In reality they were flown over the ocean for several hours and landed right back in England where they were surrounded by actors pretending to be Russians. They spent their space time in a mockup of the Space Shuttle that was used in the movies Armageddon and Space Cowboys. The shuttle was set inside a simulator showing views of earth.
After five days they were to go on a space walk at which point the hoax was revealed and the door opened up into the studio where their family and friends were waiting.

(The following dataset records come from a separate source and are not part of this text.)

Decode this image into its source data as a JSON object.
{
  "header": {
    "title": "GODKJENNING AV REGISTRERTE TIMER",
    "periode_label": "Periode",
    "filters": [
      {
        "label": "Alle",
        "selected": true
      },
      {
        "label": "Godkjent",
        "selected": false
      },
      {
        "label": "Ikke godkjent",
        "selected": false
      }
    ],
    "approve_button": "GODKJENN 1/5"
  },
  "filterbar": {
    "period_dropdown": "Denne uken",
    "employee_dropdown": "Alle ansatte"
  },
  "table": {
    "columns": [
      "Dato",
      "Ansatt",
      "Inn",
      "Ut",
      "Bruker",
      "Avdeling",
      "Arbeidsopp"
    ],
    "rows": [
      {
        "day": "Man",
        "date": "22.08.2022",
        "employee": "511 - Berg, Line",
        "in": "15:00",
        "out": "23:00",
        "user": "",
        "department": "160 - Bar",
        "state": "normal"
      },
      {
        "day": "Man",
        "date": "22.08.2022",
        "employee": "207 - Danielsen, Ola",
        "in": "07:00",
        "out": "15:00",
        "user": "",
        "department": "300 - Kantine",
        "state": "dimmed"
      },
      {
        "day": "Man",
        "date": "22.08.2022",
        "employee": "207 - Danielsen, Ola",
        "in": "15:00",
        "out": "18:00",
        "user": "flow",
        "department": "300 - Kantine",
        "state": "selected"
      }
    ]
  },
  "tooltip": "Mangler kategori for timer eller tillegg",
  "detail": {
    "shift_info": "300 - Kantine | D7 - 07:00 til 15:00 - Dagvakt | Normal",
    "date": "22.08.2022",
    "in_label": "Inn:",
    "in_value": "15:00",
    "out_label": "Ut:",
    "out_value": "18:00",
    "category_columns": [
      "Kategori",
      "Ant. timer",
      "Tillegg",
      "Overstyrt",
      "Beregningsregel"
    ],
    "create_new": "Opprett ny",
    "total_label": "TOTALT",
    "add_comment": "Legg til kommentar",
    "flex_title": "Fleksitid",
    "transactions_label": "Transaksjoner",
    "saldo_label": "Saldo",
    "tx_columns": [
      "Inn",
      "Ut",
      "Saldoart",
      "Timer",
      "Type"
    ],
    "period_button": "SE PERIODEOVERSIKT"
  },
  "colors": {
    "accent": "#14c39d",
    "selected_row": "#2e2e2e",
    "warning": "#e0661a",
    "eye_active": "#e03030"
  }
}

Obviously the simulator wasn’t able to recreate weightlessness so they were told that they were in a very low orbit where they had only 70% gravity, but the Space Shuttle had gravity generators that made up for the other 30%. Actually any object in orbit is going be weightless because orbiting is simply falling fast enough that you never hit the ground. (The ground curves away before you hit it.)
From the clips I’ve seen, the producers seemed to have pulled it off incredibly well. They put a lot of effort into the simulator in making it as realistic as possible–well other than actually being weightless. In one scene before they were “launched” they were interviewed by members of the press. However, to make sure no one was caught smiling, the “press” all had to wear face masks presumably to keep them from spreading germs to the cadets.
The show’s selection process along with the actors playing the pilots and even a planted “cadet” who was in on the hoax helped insure that their suspicious were minimized.
Another show that used a similar technique of duping the participants was Superstar USA. With a format and style similar to American Idol, it attempted to find the worst singers possible while telling them that they were talented.
On Demand Computing
I have limited bandwidth at my house. I’ve been experimenting using cloud computing when I need a faster connection to the internet. This week I’ve been using RackSpace’s Cloud infrastructure to bring up Windows based machines, connect to them using RDP and move files around. For example, I needed to download a 600Mb ISO and then use it to update a VMWare server. The Windows machine I brought up allowed me to do this work quickly and on a much higher speed connection than anything I could possibly get at my house. The cost was about $0.16 for two hours worth of work.
OpenBTS
OpenBTS is software will let a standard GSM phone connect and place outgoing calls over Asterisk (an open source voip PBX). They set it up at Burning Man and people were able to place outgoing phone calls. I think there might be a way to use this in your house so you can place outgoing calls without incurring minutes from your cell phone provider. Their might be a problem with the spectrum license, but if it were low power enough, I think it would probably be legal because there are products like the Air Rave that will do this already.
OpenBTS is being used on the small island of Niue. With less than 2,000 residents, cellular companies aren’t interested in putting in service so they are doing it themselves. OpenBTS is also looking for ways to deploy to rural areas. Their goal is to make it possible to provide cell phone service for around $1 per phone per month.
Hudson EC2
Hudson is a continuous integration server that will watch a source code repository and automatically build and test the code whenever it is updated. There is an interesting plugin that lets it integrate with Amazon EC2. If you need more server resources to build and test the software, Hudson will simply bring a new instance up on Amazon, use it and then shut it down.
Since the actual source code in a project is typically not going to require much bandwidth to move around, this would work a lot better than trying to use EC2 for other on demand applications–like video rendering that are both processor and bandwidth intensive.